The research of Michael Fallahay, a collaborator with the Mibicuri Community Developers (MCD) in Black Bush Polder, East Berbice-Corentyne, in September 2012 seemed to reinforce the explanatory relevance of the ‘Werther effect.’ Fallahay conducted a house-to-house community survey in Mibicuri and published a report titled “Suicide in Black Bush Polder”. He suggested that persons of East Indian descent in Guyana, especially in farming areas, were more likely to attempt suicide. Eighty-one per
cent of suicides were by Indian-Guyanese who comprise 44 per cent of the country’s population.
Annual suicide rates have been consistently highest in the East Berbice-Corentyne Region (50 suicide deaths per 100,000 persons). This was followed by the Pomeroon-Supenaam Region (36 deaths), the Essequibo Islands-West-Demerara Region (24 deaths), the Mahaica-Berbice Region (22 deaths) and the Demerara-Mahaica Region (20 deaths).
Suicide came to be recognised as a serious public health issue in Guyana only within the last decade. Suicide is ranked seventh of the ten major causes of death in Guyana. The suicide rate is approximately 20-25 per 100,000 population, and it has been consistent for years. Data indicated that suicide became the leading cause of death among young people age 15-24 and the third leading cause of death among persons age 25-44.
Dr Leslie Ramsammy, a former Minister of Health, reported in September 2010, that more than 5,000 persons had lost their lives to suicide in the previous 25 years. There were 946 reported suicide deaths in Guyana during 2003-2007. Available statistics indicated that 201 suicides were recorded in 2003; 186 in 2004; 171 in 2005; 202 in 2006; and 186 in 2007.
The PPPC administration’s response to the ‘suicide contagion’ has been ineffective. It promulgated a National Suicide Prevention Strategy, but this, apparently, seems to have been abandoned. The next step was to establish a National Committee for the Prevention of Suicidal Behaviour (NCPSC) and, subsequently, a National Committee for Suicide Prevention – NCSP – under the chairmanship of the Minister of Home Affairs.
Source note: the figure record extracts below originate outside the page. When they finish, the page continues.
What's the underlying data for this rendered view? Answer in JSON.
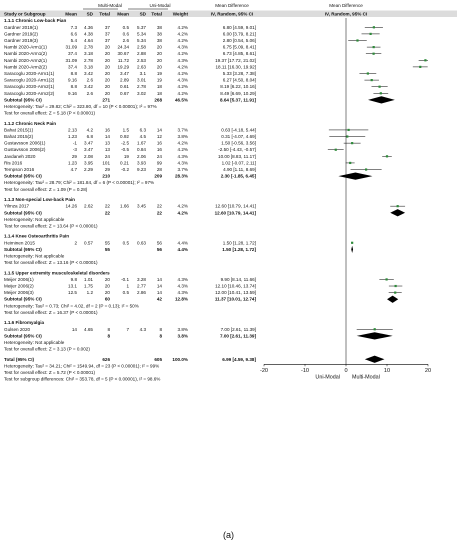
{
  "figure_label": "(a)",
  "chart_data": {
    "type": "forest",
    "columns": [
      "Study or Subgroup",
      "Mean",
      "SD",
      "Total",
      "Mean",
      "SD",
      "Total",
      "Weight",
      "Mean Difference IV, Random, 95% CI"
    ],
    "group_headers": {
      "left": "Multi-Modal",
      "right": "Uni-Modal",
      "md_text": "Mean Difference",
      "md_text_sub": "IV, Random, 95% CI",
      "md_plot": "Mean Difference",
      "md_plot_sub": "IV, Random, 95% CI"
    },
    "header_row": {
      "study": "Study or Subgroup",
      "mean1": "Mean",
      "sd1": "SD",
      "total1": "Total",
      "mean2": "Mean",
      "sd2": "SD",
      "total2": "Total",
      "weight": "Weight"
    },
    "axis": {
      "xlim": [
        -20,
        20
      ],
      "ticks": [
        "-20",
        "-10",
        "0",
        "10",
        "20"
      ],
      "favours_left": "Uni-Modal",
      "favours_right": "Multi-Modal"
    },
    "subgroups": [
      {
        "title": "1.1.1 Chronic Low-back Pian",
        "studies": [
          {
            "name": "Gardner 2019(1)",
            "m1": "7.3",
            "sd1": "4.36",
            "n1": "37",
            "m2": "0.5",
            "sd2": "5.37",
            "n2": "38",
            "w": "4.2%",
            "ci": "6.80 [4.59, 9.01]",
            "est": 6.8,
            "lo": 4.59,
            "hi": 9.01
          },
          {
            "name": "Gardner 2019(2)",
            "m1": "6.6",
            "sd1": "4.38",
            "n1": "37",
            "m2": "0.6",
            "sd2": "5.34",
            "n2": "38",
            "w": "4.2%",
            "ci": "6.00 [3.79, 8.21]",
            "est": 6.0,
            "lo": 3.79,
            "hi": 8.21
          },
          {
            "name": "Gardner 2019(3)",
            "m1": "5.4",
            "sd1": "4.64",
            "n1": "37",
            "m2": "2.6",
            "sd2": "5.34",
            "n2": "38",
            "w": "4.2%",
            "ci": "2.80 [0.54, 5.06]",
            "est": 2.8,
            "lo": 0.54,
            "hi": 5.06
          },
          {
            "name": "Nambi 2020-Arm1(1)",
            "m1": "31.09",
            "sd1": "2.78",
            "n1": "20",
            "m2": "24.34",
            "sd2": "2.58",
            "n2": "20",
            "w": "4.3%",
            "ci": "6.75 [5.09, 8.41]",
            "est": 6.75,
            "lo": 5.09,
            "hi": 8.41
          },
          {
            "name": "Nambi 2020-Arm1(2)",
            "m1": "37.4",
            "sd1": "3.18",
            "n1": "20",
            "m2": "30.67",
            "sd2": "2.88",
            "n2": "20",
            "w": "4.2%",
            "ci": "6.73 [4.85, 8.61]",
            "est": 6.73,
            "lo": 4.85,
            "hi": 8.61
          },
          {
            "name": "Nambi 2020-Arm2(1)",
            "m1": "31.09",
            "sd1": "2.78",
            "n1": "20",
            "m2": "11.72",
            "sd2": "2.53",
            "n2": "20",
            "w": "4.3%",
            "ci": "19.37 [17.72, 21.02]",
            "est": 19.37,
            "lo": 17.72,
            "hi": 21.02
          },
          {
            "name": "Nambi 2020-Arm2(2)",
            "m1": "37.4",
            "sd1": "3.18",
            "n1": "20",
            "m2": "19.29",
            "sd2": "2.63",
            "n2": "20",
            "w": "4.2%",
            "ci": "18.11 [16.30, 19.92]",
            "est": 18.11,
            "lo": 16.3,
            "hi": 19.92
          },
          {
            "name": "Saracoglu 2020-Arm1(1)",
            "m1": "8.8",
            "sd1": "3.42",
            "n1": "20",
            "m2": "3.47",
            "sd2": "3.1",
            "n2": "19",
            "w": "4.2%",
            "ci": "5.33 [3.28, 7.38]",
            "est": 5.33,
            "lo": 3.28,
            "hi": 7.38
          },
          {
            "name": "Saracoglu 2020-Arm1(2)",
            "m1": "9.16",
            "sd1": "2.6",
            "n1": "20",
            "m2": "2.89",
            "sd2": "3.01",
            "n2": "19",
            "w": "4.3%",
            "ci": "6.27 [4.50, 8.04]",
            "est": 6.27,
            "lo": 4.5,
            "hi": 8.04
          },
          {
            "name": "Saracoglu 2020-Arm2(1)",
            "m1": "8.8",
            "sd1": "3.42",
            "n1": "20",
            "m2": "0.61",
            "sd2": "2.78",
            "n2": "18",
            "w": "4.2%",
            "ci": "8.19 [6.22, 10.16]",
            "est": 8.19,
            "lo": 6.22,
            "hi": 10.16
          },
          {
            "name": "Saracoglu 2020-Arm2(2)",
            "m1": "9.16",
            "sd1": "2.6",
            "n1": "20",
            "m2": "0.67",
            "sd2": "3.02",
            "n2": "18",
            "w": "4.2%",
            "ci": "8.49 [6.69, 10.29]",
            "est": 8.49,
            "lo": 6.69,
            "hi": 10.29
          }
        ],
        "subtotal": {
          "label": "Subtotal (95% CI)",
          "n1": "271",
          "n2": "268",
          "w": "46.5%",
          "ci": "8.64 [5.37, 11.91]",
          "est": 8.64,
          "lo": 5.37,
          "hi": 11.91
        },
        "het": "Heterogeneity: Tau² = 29.82; Chi² = 323.80, df = 10 (P < 0.00001); I² = 97%",
        "overall": "Test for overall effect: Z = 5.18 (P < 0.00001)"
      },
      {
        "title": "1.1.2 Chronic Neck Pain",
        "studies": [
          {
            "name": "Bahat 2015(1)",
            "m1": "2.13",
            "sd1": "4.2",
            "n1": "16",
            "m2": "1.5",
            "sd2": "6.3",
            "n2": "14",
            "w": "3.7%",
            "ci": "0.63 [-4.18, 5.44]",
            "est": 0.63,
            "lo": -4.18,
            "hi": 5.44
          },
          {
            "name": "Bahat 2015(2)",
            "m1": "1.23",
            "sd1": "6.8",
            "n1": "14",
            "m2": "0.92",
            "sd2": "4.5",
            "n2": "12",
            "w": "3.8%",
            "ci": "0.31 [-4.07, 4.69]",
            "est": 0.31,
            "lo": -4.07,
            "hi": 4.69
          },
          {
            "name": "Gustavsson 2006(1)",
            "m1": "-1",
            "sd1": "3.47",
            "n1": "13",
            "m2": "-2.5",
            "sd2": "1.67",
            "n2": "16",
            "w": "4.2%",
            "ci": "1.50 [-0.56, 3.56]",
            "est": 1.5,
            "lo": -0.56,
            "hi": 3.56
          },
          {
            "name": "Gustavsson 2006(2)",
            "m1": "-3",
            "sd1": "3.47",
            "n1": "13",
            "m2": "-0.5",
            "sd2": "0.84",
            "n2": "16",
            "w": "4.2%",
            "ci": "-2.50 [-4.43, -0.57]",
            "est": -2.5,
            "lo": -4.43,
            "hi": -0.57
          },
          {
            "name": "Javdaneh 2020",
            "m1": "29",
            "sd1": "2.08",
            "n1": "24",
            "m2": "19",
            "sd2": "2.06",
            "n2": "24",
            "w": "4.3%",
            "ci": "10.00 [8.83, 11.17]",
            "est": 10.0,
            "lo": 8.83,
            "hi": 11.17
          },
          {
            "name": "Ris 2016",
            "m1": "1.23",
            "sd1": "3.95",
            "n1": "101",
            "m2": "0.21",
            "sd2": "3.93",
            "n2": "99",
            "w": "4.3%",
            "ci": "1.02 [-0.07, 2.11]",
            "est": 1.02,
            "lo": -0.07,
            "hi": 2.11
          },
          {
            "name": "Tempson 2016",
            "m1": "4.7",
            "sd1": "2.29",
            "n1": "29",
            "m2": "-0.2",
            "sd2": "9.23",
            "n2": "28",
            "w": "3.7%",
            "ci": "4.90 [1.11, 8.69]",
            "est": 4.9,
            "lo": 1.11,
            "hi": 8.69
          }
        ],
        "subtotal": {
          "label": "Subtotal (95% CI)",
          "n1": "210",
          "n2": "209",
          "w": "28.3%",
          "ci": "2.30 [-1.85, 6.45]",
          "est": 2.3,
          "lo": -1.85,
          "hi": 6.45
        },
        "het": "Heterogeneity: Tau² = 28.79; Chi² = 181.84, df = 6 (P < 0.00001); I² = 97%",
        "overall": "Test for overall effect: Z = 1.09 (P = 0.28)"
      },
      {
        "title": "1.1.3 Non-special Low-back Pain",
        "studies": [
          {
            "name": "Yilmza 2017",
            "m1": "14.26",
            "sd1": "2.62",
            "n1": "22",
            "m2": "1.66",
            "sd2": "3.45",
            "n2": "22",
            "w": "4.2%",
            "ci": "12.60 [10.79, 14.41]",
            "est": 12.6,
            "lo": 10.79,
            "hi": 14.41
          }
        ],
        "subtotal": {
          "label": "Subtotal (95% CI)",
          "n1": "22",
          "n2": "22",
          "w": "4.2%",
          "ci": "12.60 [10.79, 14.41]",
          "est": 12.6,
          "lo": 10.79,
          "hi": 14.41
        },
        "het": "Heterogeneity: Not applicable",
        "overall": "Test for overall effect: Z = 13.64 (P < 0.00001)"
      },
      {
        "title": "1.1.4 Knee Osteoarthritis Pain",
        "studies": [
          {
            "name": "Heiminen 2015",
            "m1": "2",
            "sd1": "0.57",
            "n1": "55",
            "m2": "0.5",
            "sd2": "0.63",
            "n2": "56",
            "w": "4.4%",
            "ci": "1.50 [1.28, 1.72]",
            "est": 1.5,
            "lo": 1.28,
            "hi": 1.72
          }
        ],
        "subtotal": {
          "label": "Subtotal (95% CI)",
          "n1": "55",
          "n2": "56",
          "w": "4.4%",
          "ci": "1.50 [1.28, 1.72]",
          "est": 1.5,
          "lo": 1.28,
          "hi": 1.72
        },
        "het": "Heterogeneity: Not applicable",
        "overall": "Test for overall effect: Z = 13.16 (P < 0.00001)"
      },
      {
        "title": "1.1.5 Upper extremity musculoskeletal disorders",
        "studies": [
          {
            "name": "Meijer 2006(1)",
            "m1": "9.8",
            "sd1": "1.01",
            "n1": "20",
            "m2": "-0.1",
            "sd2": "3.28",
            "n2": "14",
            "w": "4.3%",
            "ci": "9.90 [8.14, 11.66]",
            "est": 9.9,
            "lo": 8.14,
            "hi": 11.66
          },
          {
            "name": "Meijer 2006(2)",
            "m1": "13.1",
            "sd1": "1.75",
            "n1": "20",
            "m2": "1",
            "sd2": "2.77",
            "n2": "14",
            "w": "4.3%",
            "ci": "12.10 [10.46, 13.74]",
            "est": 12.1,
            "lo": 10.46,
            "hi": 13.74
          },
          {
            "name": "Meijer 2006(3)",
            "m1": "12.5",
            "sd1": "1.2",
            "n1": "20",
            "m2": "0.5",
            "sd2": "2.86",
            "n2": "14",
            "w": "4.3%",
            "ci": "12.00 [10.41, 13.59]",
            "est": 12.0,
            "lo": 10.41,
            "hi": 13.59
          }
        ],
        "subtotal": {
          "label": "Subtotal (95% CI)",
          "n1": "60",
          "n2": "42",
          "w": "12.8%",
          "ci": "11.37 [10.01, 12.74]",
          "est": 11.37,
          "lo": 10.01,
          "hi": 12.74
        },
        "het": "Heterogeneity: Tau² = 0.73; Chi² = 4.02, df = 2 (P = 0.13); I² = 50%",
        "overall": "Test for overall effect: Z = 16.37 (P < 0.00001)"
      },
      {
        "title": "1.1.6 Fibromyalgia",
        "studies": [
          {
            "name": "Gulsen 2020",
            "m1": "14",
            "sd1": "4.65",
            "n1": "8",
            "m2": "7",
            "sd2": "4.3",
            "n2": "8",
            "w": "3.8%",
            "ci": "7.00 [2.61, 11.39]",
            "est": 7.0,
            "lo": 2.61,
            "hi": 11.39
          }
        ],
        "subtotal": {
          "label": "Subtotal (95% CI)",
          "n1": "8",
          "n2": "8",
          "w": "3.8%",
          "ci": "7.00 [2.61, 11.39]",
          "est": 7.0,
          "lo": 2.61,
          "hi": 11.39
        },
        "het": "Heterogeneity: Not applicable",
        "overall": "Test for overall effect: Z = 3.13 (P = 0.002)"
      }
    ],
    "total": {
      "label": "Total (95% CI)",
      "n1": "626",
      "n2": "605",
      "w": "100.0%",
      "ci": "6.99 [4.59, 9.38]",
      "est": 6.99,
      "lo": 4.59,
      "hi": 9.38
    },
    "footer": [
      "Heterogeneity: Tau² = 34.21; Chi² = 1549.94, df = 23 (P < 0.00001); I² = 99%",
      "Test for overall effect: Z = 5.72 (P < 0.00001)",
      "Test for subgroup differences: Chi² = 353.78, df = 5 (P < 0.00001), I² = 98.6%"
    ],
    "colors": {
      "study_marker": "#2e8b3a",
      "diamond": "#000000",
      "text": "#111111",
      "lines": "#000000"
    }
  }
}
The NCSP’s objectives were laudable. These were to: reduce premature deaths due to suicide; lower the rate of suicidal behaviour; decrease the harmful aftermath and stigma associated with suicidal behaviour and the traumatic effect of suicide on family and friends and promote awareness that suicide is preventable, and train more persons in recognising mental health problems.
The administration’s strategies and structures, however, have all failed to curb the incidence of suicide. These expedients apart, the administration has been largely complacent about the ‘contagion’ of juvenile suicide which seems to be plaguing Guyana.